Jack Eichel had a goal and two assists and Mark Stone also scored for the Golden Knights (9-3-1), who have won two in a row and six of their last seven. The Knights entered the game 0-3-1 on the road this year.

Brett Kulak and Zach Hyman replied for the Oilers (6-7-1), who have lost two straight despite getting captain Connor McDavid back from injury earlier than expected for the game.

Adin Hill made 27 saves for Vegas, while Stuart Skinner managed 31 stops for Edmonton.

Takeaways

Golden Knights: With an assist on the Knights’ second goal, William Karlsson has recorded at least a point in all five games he has played this season (two goals, four assists).

Oilers: McDavid was a surprise starter for the Oilers, coming back just nine days after suffering an ankle injury in Columbus and initially being expected to miss two to three weeks.
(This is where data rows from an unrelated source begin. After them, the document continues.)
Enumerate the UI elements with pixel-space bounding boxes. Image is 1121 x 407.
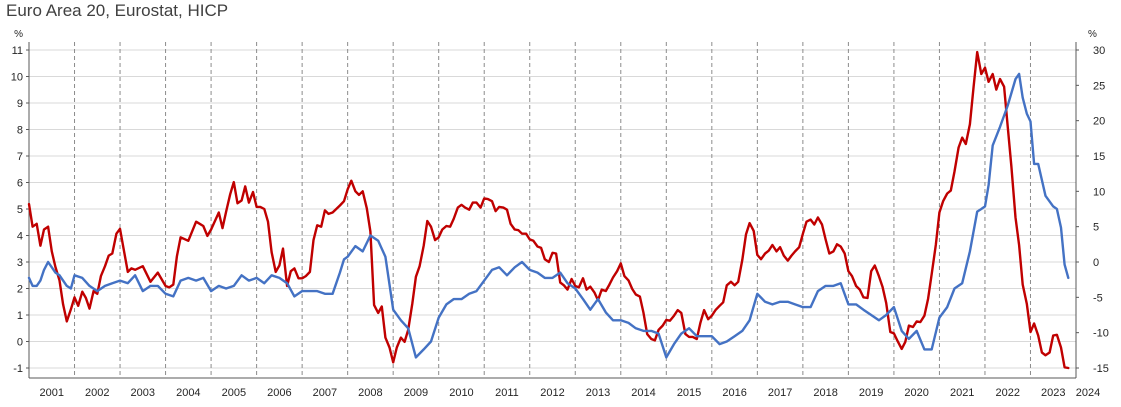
y-left-tick-label: 9 xyxy=(17,98,23,110)
x-tick-label: 2004 xyxy=(176,387,200,399)
y-right-tick-label: 10 xyxy=(1093,186,1105,198)
x-tick-label: 2021 xyxy=(950,387,974,399)
y-right-tick-label: -10 xyxy=(1093,328,1109,340)
grid xyxy=(29,42,1077,378)
x-tick-label: 2023 xyxy=(1041,387,1065,399)
y-left-tick-label: 4 xyxy=(17,231,23,243)
series-group xyxy=(27,50,1070,370)
y-right-tick-label: 20 xyxy=(1093,116,1105,128)
x-tick-label: 2017 xyxy=(768,387,792,399)
x-tick-label: 2011 xyxy=(495,387,519,399)
y-right-tick-label: -5 xyxy=(1093,292,1103,304)
y-right-tick-label: -15 xyxy=(1093,363,1109,375)
y-left-tick-label: 8 xyxy=(17,125,23,137)
x-tick-label: 2006 xyxy=(267,387,291,399)
x-tick-label: 2003 xyxy=(131,387,155,399)
x-tick-label: 2007 xyxy=(313,387,337,399)
x-tick-label: 2024 xyxy=(1076,387,1100,399)
x-tick-label: 2015 xyxy=(677,387,701,399)
x-tick-label: 2002 xyxy=(85,387,109,399)
x-tick-label: 2022 xyxy=(995,387,1019,399)
y-right-tick-label: 30 xyxy=(1093,45,1105,57)
y-right-unit: % xyxy=(1088,29,1097,40)
y-left-tick-label: 3 xyxy=(17,257,23,269)
y-right-tick-label: 0 xyxy=(1093,257,1099,269)
x-tick-label: 2009 xyxy=(404,387,428,399)
x-tick-label: 2005 xyxy=(222,387,246,399)
x-tick-label: 2001 xyxy=(40,387,64,399)
y-left-tick-label: 2 xyxy=(17,284,23,296)
x-tick-label: 2016 xyxy=(722,387,746,399)
chart-title: Euro Area 20, Eurostat, HICP xyxy=(6,1,229,20)
x-tick-label: 2008 xyxy=(358,387,382,399)
y-right-tick-label: 5 xyxy=(1093,222,1099,234)
y-right-tick-label: 15 xyxy=(1093,151,1105,163)
x-tick-label: 2018 xyxy=(813,387,837,399)
x-tick-label: 2014 xyxy=(631,387,655,399)
x-tick-label: 2020 xyxy=(904,387,928,399)
y-left-tick-label: 7 xyxy=(17,151,23,163)
y-left-tick-label: -1 xyxy=(13,363,23,375)
y-right-tick-label: 25 xyxy=(1093,80,1105,92)
y-left-tick-label: 0 xyxy=(17,337,23,349)
y-left-unit: % xyxy=(14,29,23,40)
y-left-tick-label: 1 xyxy=(17,310,23,322)
x-tick-label: 2013 xyxy=(586,387,610,399)
blue-series-line xyxy=(27,72,1070,359)
y-left-tick-label: 6 xyxy=(17,178,23,190)
y-left-tick-label: 5 xyxy=(17,204,23,216)
y-left-tick-label: 11 xyxy=(12,45,23,57)
x-tick-label: 2019 xyxy=(859,387,883,399)
x-tick-label: 2010 xyxy=(449,387,473,399)
red-series-line xyxy=(27,50,1070,370)
x-tick-label: 2012 xyxy=(540,387,564,399)
y-left-tick-label: 10 xyxy=(11,72,23,84)
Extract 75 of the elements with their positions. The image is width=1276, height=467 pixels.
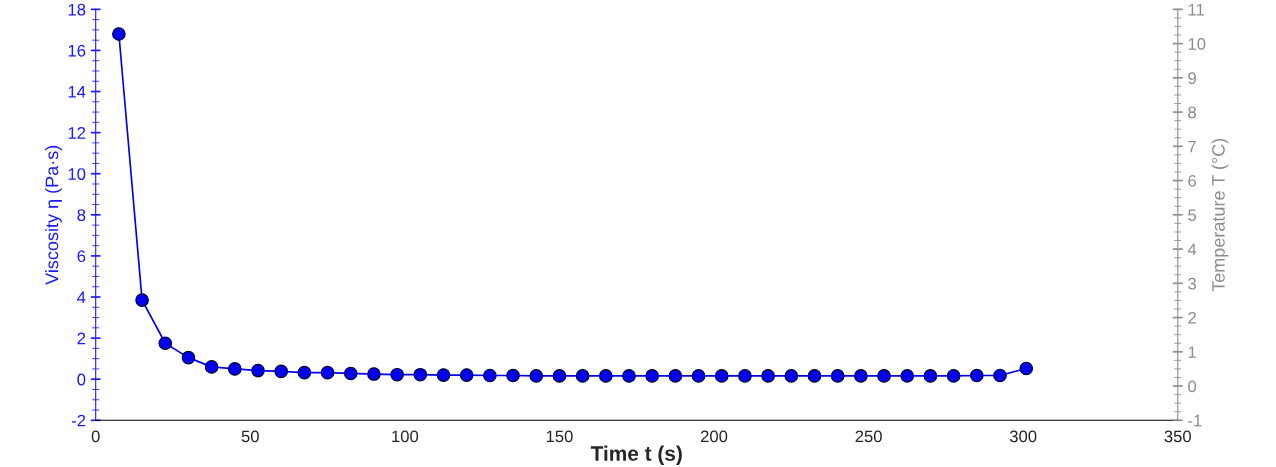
x-tick-label: 250 — [855, 430, 882, 443]
point — [506, 368, 520, 383]
point — [135, 293, 149, 307]
y-tick-label: 8 — [77, 209, 86, 222]
point — [483, 368, 497, 383]
point — [228, 362, 242, 376]
point — [390, 367, 404, 382]
point — [575, 369, 590, 383]
y-tick-label: 6 — [77, 250, 86, 263]
x-tick-label: 350 — [1164, 430, 1191, 443]
point — [158, 336, 173, 351]
y-tick-label: 12 — [68, 127, 86, 139]
point — [320, 365, 335, 380]
point — [993, 368, 1007, 383]
point — [251, 363, 265, 378]
point — [297, 365, 312, 380]
x-tick-label: 200 — [700, 430, 728, 443]
y-tick-label: 14 — [68, 86, 86, 98]
y2-axis-title: Temperature T (°C) — [1211, 138, 1229, 292]
point — [459, 368, 474, 382]
y-tick-label: 2 — [77, 332, 86, 345]
y-tick-label: 0 — [77, 373, 86, 386]
point — [1019, 361, 1034, 376]
x-axis-title: Time t (s) — [590, 445, 682, 465]
y2-tick-label: 4 — [1187, 243, 1197, 256]
point — [622, 369, 636, 383]
point — [112, 27, 126, 41]
y-axis-title: Viscosity η (Pa·s) — [45, 145, 62, 285]
point — [274, 364, 288, 379]
y2-tick-label: 1 — [1188, 346, 1196, 358]
point — [552, 369, 567, 383]
point — [830, 369, 845, 383]
y-tick-label: 4 — [77, 291, 86, 304]
point — [807, 369, 822, 383]
point — [923, 369, 938, 383]
x-tick-label: 0 — [91, 430, 100, 443]
x-tick-label: 50 — [241, 430, 259, 443]
point — [877, 369, 891, 383]
x-tick-label: 300 — [1009, 430, 1037, 443]
y2-tick-label: 8 — [1188, 106, 1197, 119]
point — [413, 367, 428, 382]
y2-tick-label: 2 — [1188, 311, 1196, 324]
y2-tick-label: 11 — [1188, 3, 1204, 16]
y2-tick-label: 7 — [1188, 140, 1196, 153]
point — [436, 368, 451, 382]
y2-tick-label: -1 — [1188, 414, 1202, 427]
point — [969, 368, 984, 383]
point — [343, 366, 358, 381]
x-tick-label: 150 — [546, 430, 573, 443]
point — [691, 369, 706, 383]
point — [181, 350, 196, 365]
y2-tick-label: 6 — [1188, 174, 1197, 187]
point — [367, 367, 381, 381]
point — [946, 369, 961, 383]
y2-tick-label: 10 — [1188, 37, 1206, 50]
point — [529, 369, 544, 383]
point — [738, 369, 752, 383]
point — [645, 369, 659, 383]
point — [784, 369, 799, 383]
y2-tick-label: 5 — [1188, 209, 1197, 222]
point — [599, 369, 613, 383]
point — [761, 369, 775, 383]
point — [204, 360, 219, 374]
x-tick-label: 100 — [392, 430, 419, 443]
point — [900, 369, 915, 383]
y2-tick-label: 0 — [1188, 380, 1197, 393]
y-tick-label: -2 — [71, 414, 86, 427]
point — [854, 369, 868, 383]
y2-tick-label: 3 — [1188, 277, 1197, 290]
y-tick-label: 16 — [68, 44, 86, 57]
y-tick-label: 10 — [68, 168, 86, 180]
point — [714, 369, 729, 383]
y-tick-label: 18 — [68, 3, 86, 16]
y2-tick-label: 9 — [1188, 72, 1196, 85]
point — [668, 369, 683, 383]
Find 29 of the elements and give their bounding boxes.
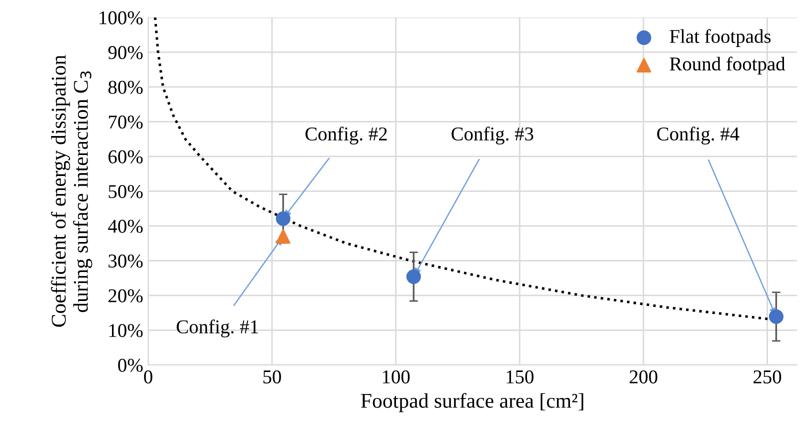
legend-label: Round footpad xyxy=(670,56,786,74)
point xyxy=(276,229,290,244)
x-tick-label: 250 xyxy=(754,370,782,384)
annotation: Config. #3 xyxy=(452,126,534,145)
y-tick-label: 40% xyxy=(108,220,143,233)
point xyxy=(406,269,421,284)
y-tick-label: 90% xyxy=(108,46,143,60)
y-tick-label: 30% xyxy=(108,254,143,268)
y-tick-label: 10% xyxy=(109,324,143,338)
point xyxy=(276,211,290,226)
annotation: Config. #1 xyxy=(176,320,258,338)
y-axis-title: Coefficient of energy dissipation during surface interaction C$_{3}$ xyxy=(50,55,92,327)
y-tick-label: 20% xyxy=(108,289,143,302)
y-tick-label: 100% xyxy=(100,11,143,24)
annotation: Config. #2 xyxy=(306,126,387,145)
y-tick-label: 0% xyxy=(118,358,143,372)
x-tick-label: 50 xyxy=(263,370,281,384)
y-tick-label: 60% xyxy=(108,150,143,164)
y-tick-label: 50% xyxy=(108,185,143,198)
x-tick-label: 200 xyxy=(630,370,658,384)
annotation: Config. #4 xyxy=(657,126,740,145)
x-tick-label: 0 xyxy=(144,370,152,384)
x-tick-label: 100 xyxy=(382,370,410,384)
x-axis-title: Footpad surface area [cm²] xyxy=(361,392,584,412)
y-tick-label: 80% xyxy=(108,80,143,94)
x-tick-label: 150 xyxy=(506,370,534,384)
y-tick-label: 70% xyxy=(108,116,143,129)
legend-label: Flat footpads xyxy=(670,29,771,47)
point xyxy=(768,309,784,324)
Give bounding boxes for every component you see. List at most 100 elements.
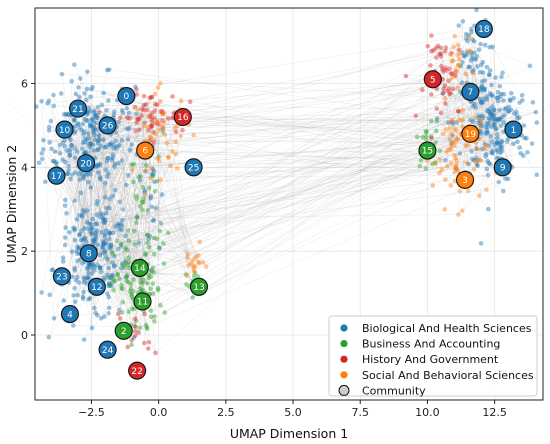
graph-edge (455, 91, 461, 169)
data-point-bio (490, 93, 495, 99)
data-point-bio (464, 49, 470, 54)
data-point-soc (451, 142, 457, 148)
graph-edge (122, 153, 487, 221)
data-point-soc (178, 98, 184, 104)
data-point-bio (469, 157, 475, 162)
data-point-bio (497, 116, 503, 121)
graph-edge (450, 71, 473, 94)
data-point-bio (41, 137, 46, 143)
data-point-bio (109, 140, 114, 146)
graph-edge (458, 98, 514, 112)
graph-edge (79, 160, 482, 236)
community-circle (128, 361, 147, 380)
graph-edge (133, 290, 139, 293)
community-circle (423, 70, 442, 89)
graph-edge (103, 118, 106, 235)
data-point-bio (494, 147, 499, 153)
graph-edge (102, 219, 112, 276)
data-point-bio (72, 117, 78, 123)
data-point-bio (103, 217, 108, 223)
data-point-bio (72, 285, 77, 291)
data-point-his (160, 111, 165, 116)
data-point-bio (70, 172, 75, 177)
data-point-bio (485, 158, 490, 164)
data-point-bio (442, 157, 448, 163)
graph-edge (452, 109, 494, 121)
data-point-bio (499, 74, 504, 80)
graph-edge (94, 153, 177, 309)
graph-edge (133, 152, 425, 292)
graph-edge (87, 133, 156, 354)
data-point-his (160, 125, 166, 131)
data-point-bio (64, 148, 69, 153)
graph-edge (41, 153, 55, 162)
graph-edge (103, 92, 426, 169)
data-point-bio (117, 199, 123, 205)
graph-edge (130, 262, 192, 285)
data-point-bus (140, 184, 146, 190)
data-point-bio (39, 98, 44, 104)
data-point-bio (479, 79, 485, 84)
graph-edge (92, 160, 160, 289)
graph-edge (488, 116, 492, 146)
data-point-bio (468, 26, 474, 32)
data-point-soc (174, 166, 180, 171)
graph-edge (84, 126, 91, 155)
data-point-soc (448, 52, 453, 57)
data-point-soc (452, 152, 457, 158)
data-point-soc (148, 175, 153, 181)
graph-edge (88, 277, 141, 280)
data-point-bio (80, 214, 85, 219)
data-point-soc (155, 155, 160, 161)
data-point-bio (524, 136, 529, 141)
graph-edge (41, 234, 80, 293)
graph-edge (95, 109, 139, 168)
data-point-bio (496, 118, 501, 123)
graph-edge (90, 122, 145, 188)
graph-edge (90, 143, 122, 289)
graph-edge (111, 251, 133, 296)
data-point-bio (481, 87, 487, 93)
graph-edge (84, 141, 145, 308)
data-point-soc (450, 139, 456, 145)
data-point-soc (452, 33, 458, 39)
data-point-bus (107, 283, 113, 288)
data-point-bio (63, 225, 68, 230)
data-point-bio (527, 63, 533, 69)
graph-edge (484, 111, 509, 149)
graph-edge (450, 93, 500, 111)
data-point-bio (476, 157, 482, 163)
data-point-bio (490, 150, 495, 156)
data-point-bio (80, 140, 86, 146)
data-point-bio (97, 214, 103, 220)
data-point-bio (112, 263, 117, 268)
data-point-bio (122, 258, 128, 264)
graph-edge (451, 21, 464, 145)
data-point-his (156, 121, 161, 127)
graph-edge (67, 126, 200, 243)
data-point-bio (483, 154, 488, 159)
community-marker-3: 3 (456, 170, 475, 189)
data-point-bio (521, 123, 527, 128)
data-point-bio (78, 190, 84, 195)
data-point-bio (83, 172, 89, 177)
graph-edge (95, 114, 155, 255)
data-point-bio (102, 180, 108, 186)
graph-edge (86, 210, 156, 354)
graph-edge (89, 175, 489, 225)
data-point-his (441, 86, 446, 92)
data-point-bio (95, 115, 100, 121)
data-point-bio (487, 44, 492, 50)
data-point-his (434, 106, 440, 111)
graph-edge (90, 247, 160, 269)
graph-edge (126, 128, 149, 211)
graph-edge (99, 237, 155, 268)
data-point-bio (113, 138, 118, 144)
data-point-bio (506, 104, 512, 110)
graph-edge (157, 154, 455, 182)
data-point-bus (195, 274, 201, 279)
graph-edge (454, 74, 468, 85)
data-point-bio (115, 223, 121, 229)
data-point-his (442, 49, 448, 54)
data-point-bio (112, 223, 118, 229)
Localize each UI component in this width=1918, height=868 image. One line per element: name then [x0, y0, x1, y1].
The star forward came into the contest with 11 points (three goals, eight assists) during a six-game point streak versus the Golden Knights, but was held pointless on the night.

Key moment

With just 48.4 seconds left to play, the Golden Knights won a race to the corner and Ivan Barbashev was able to send it out to a hard-charging Hanifin, who sent a shot glove-side that beat Skinner for his second goal of the third period and third of the season.

Key stat

It was Hyman’s third goal in the last four games after the veteran forward went scoreless in his first 10 games this season following a 54-goal campaign last year. Hyman now has five goals in his last six games against Vegas.

Up next

Golden Knights: Head to Seattle to face the Kraken on Friday.

Oilers: Travel to Vancouver on a quick one-game trip to clash with the Canucks on Saturday.